Business Considerations in SoC IP Procurement
Burnaby, British Columbia, Canada
1. Abstract
System-on-chip (SOC) devices are the heart of system platforms being developed for the consumer and enterprise markets. SOCs normally contain one or more commercial processor cores, additional data and control processing elements, on-chip bus and combinations of low-speed through high-speed interfaces for off-chip data communications and control. The SOC executes embedded firmware and may run operating system and applications code loaded from on or off-chip.
Among other key tasks, engineers design, reuse, or evaluate and acquire complex intellectual property (IP) for integration into SOC subsystems. To evaluate and acquire IP, the SOC developer must identify and engage effectively with IP vendors. The integration of the IP must also be coordinated with EDA vendors, development partners and design services contractors.
This paper details the legal, business and procedural considerations associated with the acquisition of commercial IP from IP vendors and partnering to facilitate its integration into an SOC device. It outlines PMC-Sierra’s experiences with commercial IP purchase and use over the past four years. At PMC, internally developed procedures are used to ensure an effective procurement process. Post-acquisition, the IP is audited for quality, ease of integration and vendor support. The objectives are to continuously improve the IP management and selection procedure and to rank vendors by their IP quality and service. Vendor support for hard, soft, verification and software IP must be available throughout the SOC lifecycle.
2. Introduction
Contemporary semiconductor integrated circuits are often complete SOCs, requiring skills in many different engineering domains to properly design and manufacture. The company developing the device, or SOC developer (in this case PMC-Sierra, Inc.), must collaborate effectively with its partners shown in Figure 1. These partners include: commercial sources for embedded components (IP vendors), third-party contractors (design services) who may be engaged to complement the team or to build accompanying collateral such as reference platforms, and CAD tool suppliers (EDA vendors), to debug tool and flow issues.
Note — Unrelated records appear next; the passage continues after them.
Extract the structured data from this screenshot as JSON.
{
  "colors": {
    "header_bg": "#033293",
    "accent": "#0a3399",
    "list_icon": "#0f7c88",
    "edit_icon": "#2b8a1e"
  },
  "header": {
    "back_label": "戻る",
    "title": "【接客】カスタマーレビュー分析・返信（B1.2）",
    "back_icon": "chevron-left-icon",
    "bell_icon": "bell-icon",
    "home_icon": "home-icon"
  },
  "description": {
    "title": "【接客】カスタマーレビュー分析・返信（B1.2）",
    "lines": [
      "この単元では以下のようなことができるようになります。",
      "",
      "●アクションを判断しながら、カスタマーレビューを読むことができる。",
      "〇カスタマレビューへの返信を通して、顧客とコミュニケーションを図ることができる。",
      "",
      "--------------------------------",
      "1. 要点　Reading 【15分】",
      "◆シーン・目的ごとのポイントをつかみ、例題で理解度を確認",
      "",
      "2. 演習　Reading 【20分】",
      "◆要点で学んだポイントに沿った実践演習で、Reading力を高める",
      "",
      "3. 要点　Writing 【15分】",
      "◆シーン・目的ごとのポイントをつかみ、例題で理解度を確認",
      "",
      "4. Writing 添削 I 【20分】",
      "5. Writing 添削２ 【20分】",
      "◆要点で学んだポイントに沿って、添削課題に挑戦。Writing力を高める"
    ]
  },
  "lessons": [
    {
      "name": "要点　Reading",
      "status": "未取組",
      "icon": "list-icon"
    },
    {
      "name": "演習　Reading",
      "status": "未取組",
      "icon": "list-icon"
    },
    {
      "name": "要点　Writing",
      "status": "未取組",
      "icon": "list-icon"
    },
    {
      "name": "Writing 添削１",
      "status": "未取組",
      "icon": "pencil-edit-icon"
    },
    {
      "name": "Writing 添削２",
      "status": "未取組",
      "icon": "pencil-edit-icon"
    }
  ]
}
To develop a flexible SOC-based platform also requires a substantial software development effort, often exceeding the hardware design investment and requiring more lead-time. SOC system platforms facilitate mass customization, where a flexible product can be adapted to the requirements of multiple customers.
Figure 1: IP Partners
Semiconductor IP can be purchased or developed for SOCs. If purchased, commercial IP is available in many forms: on-chip components suitable for hardware implementation (hard IP cores in a specific process technology or portable soft IP cores synthesizable to multiple target technologies), independent hardware verification test suites (verification IP), embedded chip firmware (firmware IP) and operating system or application software (software IP). Commercial IP can be purchased directly from IP vendors or, if unavailable, outsourced to IP vendors or design services focused on IP creation. Whether the SOC developer outsources device design work to a design services company, works with an IP vendor partner to procure or jointly develop new IP, or coordinates with a development partner, proper legal and secure access to the IP must be arranged.
3. The Business Case
3.1 The Case for IP Acquisition
An SOC developer may purchase IP rather than develop it internally because it has insufficient resources or skills in-house, anticipates unacceptably long lead-time or risk with internal development, or prefers to purchase mature high quality IP when available. Conversely, certain IP may be considered key to corporate strategy, so it will be developed internally to expand a core competency and to provide an anticipated competitive advantage.
To justify IP purchase rather than internal development [1], PMC requires an adequate return-on-investment (ROI) or payback period. An example ROI spreadsheet is shown in Figure 2. The spreadsheet compares internal development with commercial acquisition using a straightforward analysis that does not factor in indirect costs such as opportunity cost.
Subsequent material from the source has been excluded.